Our pilot was doing his checks outside inspecting the plane, and two rampers found him collapsed on the ground.
My thoughts and prayers are with his family. RIP.
Popular pilot was performing walk-around when he collapsed
June 1, 2007
Seattle-based Captain Steve Tedrick collapsed and died of unknown causes early this morning while preparing for Flight 590 to San Diego.
Captain Tedrick, who was 57 and an Alaska Airlines pilot for 28 years, lived in Edgewood, Wash. He is survived by his wife, Marjorie, and children, Cliff and Laura.

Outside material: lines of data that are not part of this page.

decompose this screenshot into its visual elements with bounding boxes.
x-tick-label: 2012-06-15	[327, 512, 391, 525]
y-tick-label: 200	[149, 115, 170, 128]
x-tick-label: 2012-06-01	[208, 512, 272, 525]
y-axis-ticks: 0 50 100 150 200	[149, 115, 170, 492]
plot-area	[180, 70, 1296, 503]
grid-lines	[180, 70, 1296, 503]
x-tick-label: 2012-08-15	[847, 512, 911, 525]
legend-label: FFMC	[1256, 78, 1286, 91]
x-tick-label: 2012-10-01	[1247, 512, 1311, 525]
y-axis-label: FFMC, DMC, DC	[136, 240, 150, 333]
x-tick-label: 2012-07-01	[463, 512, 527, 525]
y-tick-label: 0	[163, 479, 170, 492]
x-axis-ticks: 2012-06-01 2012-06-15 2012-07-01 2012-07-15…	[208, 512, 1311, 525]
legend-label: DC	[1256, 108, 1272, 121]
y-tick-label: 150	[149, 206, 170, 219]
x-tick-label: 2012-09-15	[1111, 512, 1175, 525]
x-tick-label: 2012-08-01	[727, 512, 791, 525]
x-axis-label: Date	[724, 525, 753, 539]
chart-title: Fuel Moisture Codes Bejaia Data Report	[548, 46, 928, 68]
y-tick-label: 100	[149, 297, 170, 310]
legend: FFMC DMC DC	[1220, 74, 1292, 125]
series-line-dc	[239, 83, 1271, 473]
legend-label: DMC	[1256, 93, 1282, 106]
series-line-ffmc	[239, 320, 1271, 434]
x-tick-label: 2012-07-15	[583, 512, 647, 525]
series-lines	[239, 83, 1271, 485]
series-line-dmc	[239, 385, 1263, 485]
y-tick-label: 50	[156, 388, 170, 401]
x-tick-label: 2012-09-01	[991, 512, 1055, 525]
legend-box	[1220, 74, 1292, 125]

Captain Tedrick was formerly a 737-200 Anchorage-based captain who was transferring to the 737-4/NG Seattle base. As a pilot he possessed a wealth of aviation experience and was highly respected by fellow pilots and other employees at Alaska Airlines.
Friend and fellow captain, Michael Rinehart, remembered Steve Tedrick today as a funny, generous and personable man with a wide variety of interests.
He was just a pleasure to be with in the cockpit. He was relaxed but hyper-vigilant and an excellent pilot, Rinehart said. He was so funny he could have been a writer for Monty Python.
Tedrick preferred flying -200s because it was a basic airplane and he would rather fly to Barrow and Wrangell than Boston, Rinehart said.
Tedricks interests included restoring high-end automobiles, carpentry, cooking, gardening and playing baseball.
Two Menzies employees discovered Tedrick after he collapsed about 6:15 a.m. and began administering mouth-to-mouth resuscitation and CPR, said Glenn Johnson, executive vice president of airport services and maintenance and engineering. A customer service agent also assisted with CPR and flight attendants responded and tried to revive him with a defibrillator.
Port of Seattle emergency medical technicians then took over, but were also unable to revive him.
The Critical Incident Response Program Team responded to provide counseling and is available to all employees.